While we discover how stressed Veterans Affairs is in trying to handle the influx of thousands of soldiers returning home with posttraumatic stress disorder (PTSD) in "Thank You for Your Service," Hall said the point of the movie isn't to pin blame on one entity.

"While the services are faulty, the reality is, the VA is still the best place for soldiers to go for trauma and for help," Hall said. "You can't do ChoiceCare and go to your doctor in Beverly Hills and tell him you saw some things in the war that are really troubling you. He's not going to know what to do with that. So, as bad as it is, it's what we got to work with and we have to find a way to make it work."

So, while the government may be an easy scapegoat when it comes to meeting soldiers' mental health needs -- yet there's no denying they are woefully understaffed to handle the immense caseload -- Hall said the solution is up to us to rally for change to the flawed system and culture for a one that the soldiers deserve , especially given the amount of sacrifice they've made for our country.

"At a certain point it's up to us. At a certain point it's up to society to find a welcome these guys back in, because it's not just the VA," Hall said. "Some of what we see is dictated by the way they are welcomed back into society and the way that we perceive them -- not only as heroes, but as wounded."
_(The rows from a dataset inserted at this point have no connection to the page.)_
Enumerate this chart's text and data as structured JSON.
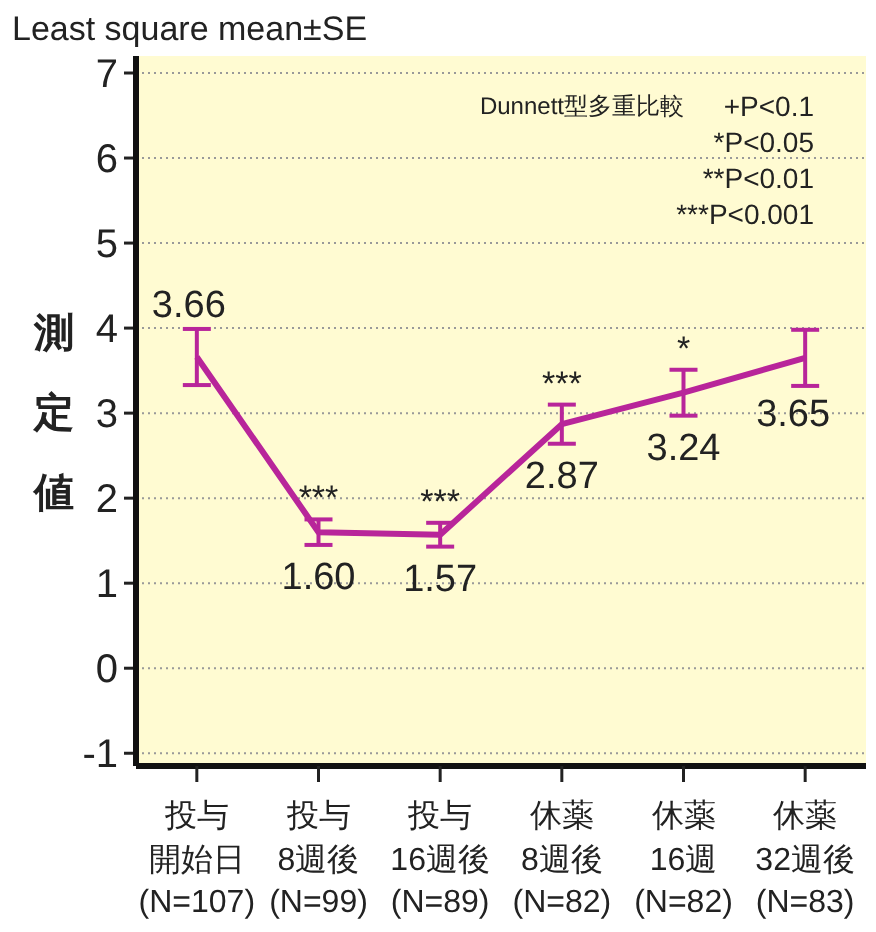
{
  "chart_data": {
    "type": "line",
    "title": "Least square mean±SE",
    "ylabel": "測定値",
    "categories": [
      "投与開始日(N=107)",
      "投与8週後(N=99)",
      "投与16週後(N=89)",
      "休薬8週後(N=82)",
      "休薬16週(N=82)",
      "休薬32週後(N=83)"
    ],
    "series": [
      {
        "color": "#b8259a",
        "values": [
          3.66,
          1.6,
          1.57,
          2.87,
          3.24,
          3.65
        ],
        "errors": [
          0.33,
          0.15,
          0.14,
          0.23,
          0.27,
          0.33
        ],
        "value_labels": [
          "3.66",
          "1.60",
          "1.57",
          "2.87",
          "3.24",
          "3.65"
        ]
      }
    ],
    "ylim": [
      -1.15,
      7.2
    ],
    "yticks": [
      -1,
      0,
      1,
      2,
      3,
      4,
      5,
      6,
      7
    ],
    "grid": "y",
    "marker": "none",
    "line_style": "solid",
    "annotations": [
      {
        "text": "***",
        "x": "投与8週後(N=99)",
        "y": 1.6
      },
      {
        "text": "***",
        "x": "投与16週後(N=89)",
        "y": 1.57
      },
      {
        "text": "***",
        "x": "休薬8週後(N=82)",
        "y": 2.87
      },
      {
        "text": "*",
        "x": "休薬16週(N=82)",
        "y": 3.24
      },
      "Dunnett型多重比較",
      "+P<0.1",
      "*P<0.05",
      "**P<0.01",
      "***P<0.001"
    ]
  }
}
Sometimes, Hall said, soldiers have been affected by war in ways most people wouldn't expect.

"Some of these guys don't even get out of the armory and they're messed up by the institutionalization by the enterprise of war, or the repetitive nature of firing all these rounds, with something thrust against your cheekbone in a way that it disturbs your brain" Hall said.  "There's a lot that goes into this that we don't fully comprehend, and certainly the VA and military didn't comprehend going into the war or what they were going to have to deal with when these guys came home."

Naturally, Hall depended on Schumann as much as he could to get the details of his story right, and is thankful that the veteran was willing to open himself up to reveal some very painful chapters in his life.
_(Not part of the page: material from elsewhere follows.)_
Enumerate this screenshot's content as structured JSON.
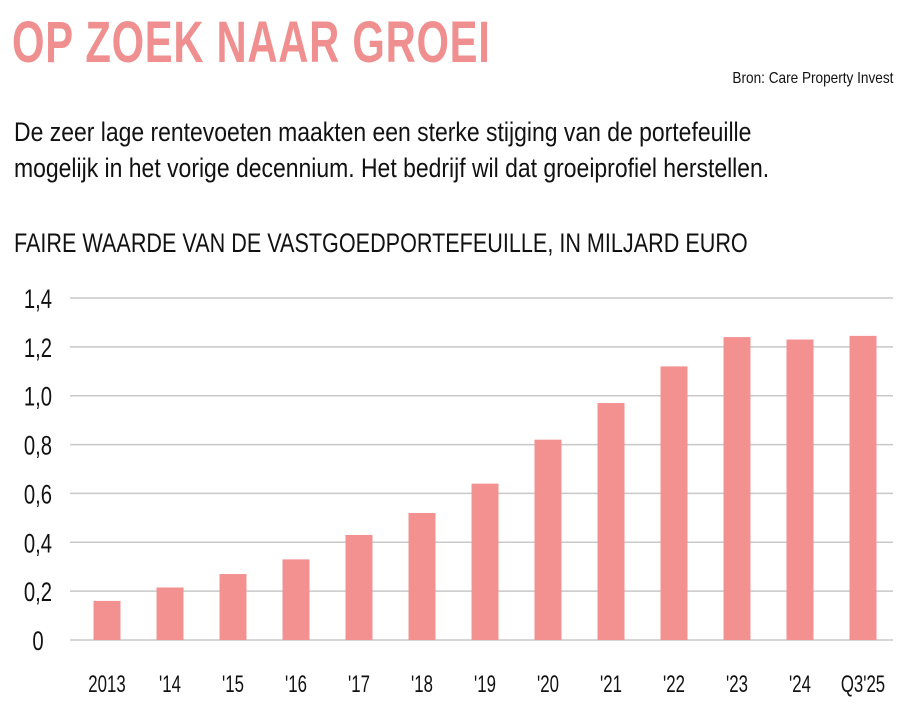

"To have Adam around, to have someone around as your source of all of this, to be so emotionally accessible and so emotionally articulate was so helpful," Hall said. "Adam was there at the starting line. This guy was heroic in battle, but then he came home and did something equally or more heroic in revealing himself -- not only with what he experienced in the war, but what he continued to experience because of what he had seen, done, gone through and lost over there.

"To me that was the most heroic thing that anyone could have done in that entire war -- to come home and reveal themselves, which is not something you're trained to do," Hall added. "Adam took it upon himself to do that because he knew it was going to help somebody else."